Over the weekend I noticed that Worms has just turned 30 years old, and given how I’ve been playing Team17’s quirky multiplayer strategy series since the very beginning, it felt right to acknowledge the moment here on my little site.
What is Worms?
Way back in the early ’90s I used to play a lot of Scorched Earth, a tank-based artillery game that preceded Worms. This simple yet effective strategy title is all about moving to a position, lining up a good shot, and then executing it as effectively as possible.
Just four years later, in 1995, developer Team17 came along and threw a holy hand grenade into the heart of that same formula, and replaced the tanks with squiggly worms while they were at it.

Originally called Total Wormage, the game evolved from being a curious artillery-based project starring Lemmings (yes, those Lemmings) into the Worms formula that we all know and love today, with designer Andy Davidson the brains behind the operation, at least until Team17 joined the party.
Catching Worms
For me, Worms started on PC a year or so later, where I would use the procedural world-building tools to try and make the ultimate battlegrounds. I would then tinker with my little cadre of pink commandos before taking them into battle across destructible environments filled with danger.
However, while I spent a lot of time with the PC version of the game, it was actually on the PSOne that I discovered the wicked joy of demolishing my best friend in lethal combat. We would sit around his PlayStation after school, passing the controller and taking turns to prod, shoot, and explode each other’s worms into oblivion. Good times.
By the time we get to the late ’90s, we had played Worms and Worms 2, although the formula across the games has remained largely consistent over the years. Of course, there have been some deviations from the slime trail, and this started in earnest in ’98, when we got Worms Pinball!

Most recently, we got Worms Armageddon: Anniversary Edition. While the original landed in 1999, the updated version dropped just last year, along with alternative versions of the third mainline entry in the series. I remember it because of the graphical update, but it was also the last game in the series that I would play for some time.
World Exclusive Worms
Back in 2016, when I was still working at Gamereactor I was sent on a fun assignment to Wakefield for the world exclusive reveal of Team17’s next entry in the series: Worms WMD.
It was there that I, along with a writer from PCGamesN (another site I’ve got a connection with), got the first look at the next evolution of a formula that I had returned to again after so many years away.
WMD introduced a few new tricks, with giant turrets and helicopters, and even explorable buildings, but it was also reassuringly Wormsy, and I immediately felt right at home as my more modern-looking invertebrate friends hopped about the place in search of trouble.

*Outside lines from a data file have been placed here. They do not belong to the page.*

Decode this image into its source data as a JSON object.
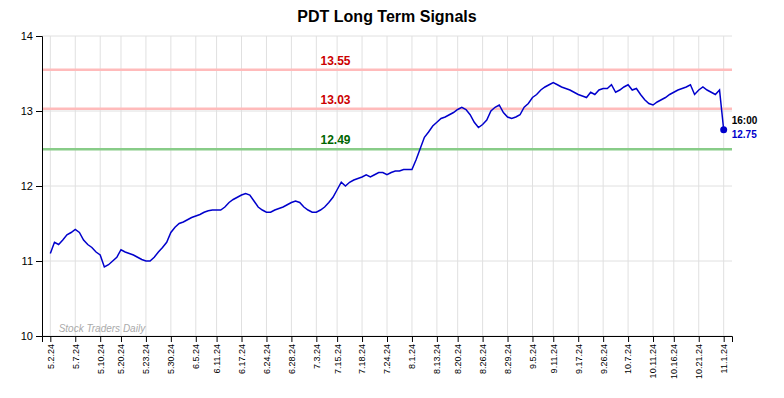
{
  "chart_data": {
    "type": "line",
    "title": "PDT Long Term Signals",
    "categories": [
      "5.2.24",
      null,
      null,
      null,
      null,
      null,
      "5.7.24",
      null,
      null,
      null,
      null,
      null,
      "5.10.24",
      null,
      null,
      null,
      null,
      "5.20.24",
      null,
      null,
      null,
      null,
      null,
      "5.23.24",
      null,
      null,
      null,
      null,
      null,
      "5.30.24",
      null,
      null,
      null,
      null,
      null,
      "6.5.24",
      null,
      null,
      null,
      null,
      "6.11.24",
      null,
      null,
      null,
      null,
      null,
      "6.17.24",
      null,
      null,
      null,
      null,
      null,
      "6.24.24",
      null,
      null,
      null,
      null,
      null,
      "6.28.24",
      null,
      null,
      null,
      null,
      null,
      "7.3.24",
      null,
      null,
      null,
      null,
      "7.15.24",
      null,
      null,
      null,
      null,
      null,
      "7.18.24",
      null,
      null,
      null,
      null,
      null,
      "7.24.24",
      null,
      null,
      null,
      null,
      null,
      "8.1.24",
      null,
      null,
      null,
      null,
      null,
      "8.13.24",
      null,
      null,
      null,
      null,
      "8.20.24",
      null,
      null,
      null,
      null,
      null,
      "8.26.24",
      null,
      null,
      null,
      null,
      null,
      "8.29.24",
      null,
      null,
      null,
      null,
      null,
      "9.5.24",
      null,
      null,
      null,
      null,
      "9.11.24",
      null,
      null,
      null,
      null,
      null,
      "9.17.24",
      null,
      null,
      null,
      null,
      null,
      "9.26.24",
      null,
      null,
      null,
      null,
      null,
      "10.7.24",
      null,
      null,
      null,
      null,
      null,
      "10.11.24",
      null,
      null,
      null,
      null,
      "10.16.24",
      null,
      null,
      null,
      null,
      null,
      "10.21.24",
      null,
      null,
      null,
      null,
      null,
      "11.1.24"
    ],
    "values": [
      11.1,
      11.25,
      11.22,
      11.28,
      11.35,
      11.38,
      11.42,
      11.38,
      11.28,
      11.22,
      11.18,
      11.12,
      11.08,
      10.92,
      10.95,
      11.0,
      11.05,
      11.15,
      11.12,
      11.1,
      11.08,
      11.05,
      11.02,
      11.0,
      11.0,
      11.05,
      11.12,
      11.18,
      11.25,
      11.38,
      11.45,
      11.5,
      11.52,
      11.55,
      11.58,
      11.6,
      11.62,
      11.65,
      11.67,
      11.68,
      11.68,
      11.68,
      11.72,
      11.78,
      11.82,
      11.85,
      11.88,
      11.9,
      11.88,
      11.8,
      11.72,
      11.68,
      11.65,
      11.65,
      11.68,
      11.7,
      11.72,
      11.75,
      11.78,
      11.8,
      11.78,
      11.72,
      11.68,
      11.65,
      11.65,
      11.68,
      11.72,
      11.78,
      11.85,
      11.95,
      12.05,
      12.0,
      12.05,
      12.08,
      12.1,
      12.12,
      12.15,
      12.12,
      12.15,
      12.18,
      12.18,
      12.15,
      12.18,
      12.2,
      12.2,
      12.22,
      12.22,
      12.22,
      12.35,
      12.5,
      12.65,
      12.72,
      12.8,
      12.85,
      12.9,
      12.92,
      12.95,
      12.98,
      13.02,
      13.05,
      13.02,
      12.95,
      12.85,
      12.78,
      12.82,
      12.88,
      13.0,
      13.05,
      13.08,
      12.98,
      12.92,
      12.9,
      12.92,
      12.95,
      13.05,
      13.1,
      13.18,
      13.22,
      13.28,
      13.32,
      13.35,
      13.38,
      13.35,
      13.32,
      13.3,
      13.28,
      13.25,
      13.22,
      13.2,
      13.18,
      13.25,
      13.22,
      13.28,
      13.3,
      13.3,
      13.35,
      13.25,
      13.28,
      13.32,
      13.35,
      13.28,
      13.3,
      13.22,
      13.15,
      13.1,
      13.08,
      13.12,
      13.15,
      13.18,
      13.22,
      13.25,
      13.28,
      13.3,
      13.32,
      13.35,
      13.22,
      13.28,
      13.32,
      13.28,
      13.25,
      13.22,
      13.28,
      12.75
    ],
    "color": "#0000cc",
    "ylim": [
      10,
      14
    ],
    "yticks": [
      10,
      11,
      12,
      13,
      14
    ],
    "grid": true,
    "reference_lines": [
      {
        "value": 13.55,
        "label": "13.55",
        "color": "#ffbbbb",
        "label_color": "#cc0000"
      },
      {
        "value": 13.03,
        "label": "13.03",
        "color": "#ffbbbb",
        "label_color": "#cc0000"
      },
      {
        "value": 12.49,
        "label": "12.49",
        "color": "#88cc88",
        "label_color": "#006600"
      }
    ],
    "end_label": "16:00",
    "end_value_label": "12.75",
    "watermark": "Stock Traders Daily"
  }
}
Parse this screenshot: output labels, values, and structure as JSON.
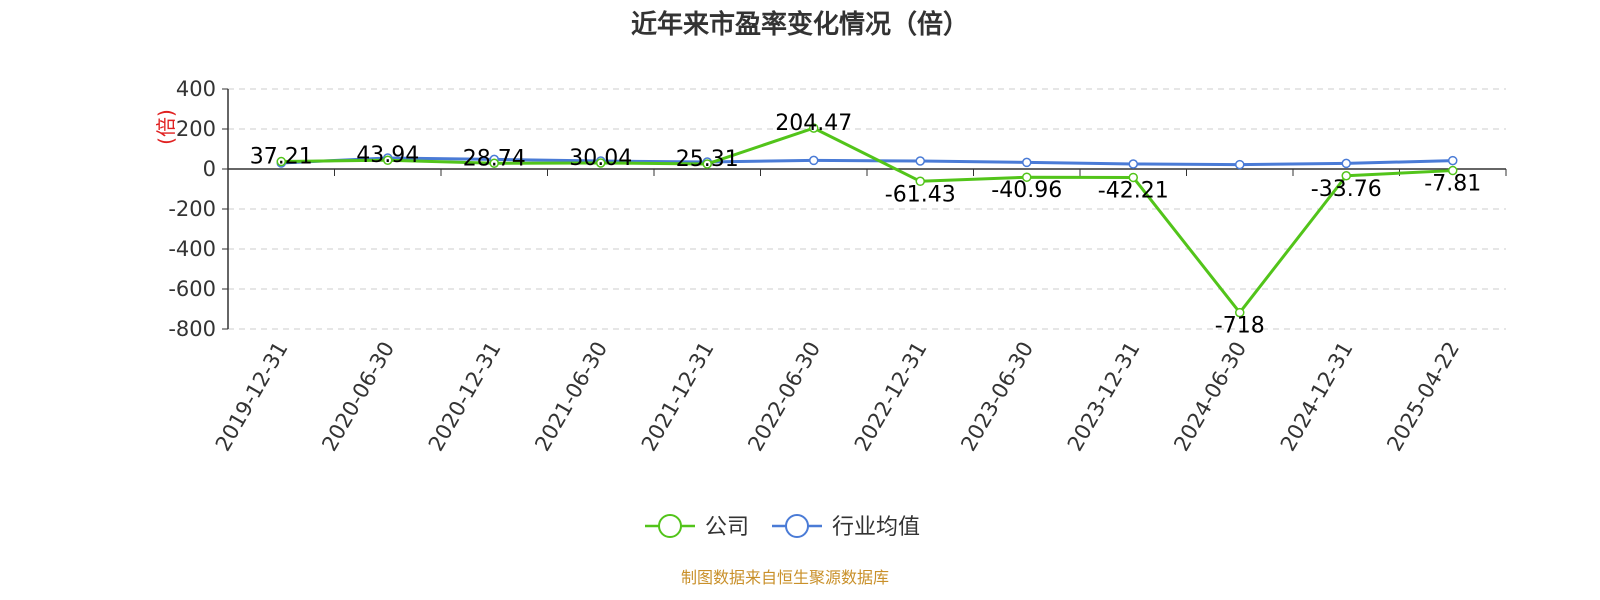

Worms is a game that knows what it is, knows what it needs to do, and then does exactly that, in the process making sure that the action is as silly as it possibly can be.
Final Thoughts
I can’t claim to be a Worms expert, but I do know the difference between a concrete donkey and a banana bomb, and when to use a gentle prod vs when to bust out the ol’ super sheep.
Worms is a series that has been with me on and off throughout my life, ever since I was a teen in the ’90s. It might not feel very fresh in 2025, but credit where it’s due; Team17 has managed to keep this most unlikely franchise burning for thirty years, and that is a remarkable achievement.

PS. All the screenshots are taken from games in the order that they were released, except for this final one, which is from Worms Reloaded (2010). The first images is from Worms (1995), then there’s a snap from Worms Armaggedon (1999), and that is followed by Worms WMD (2016).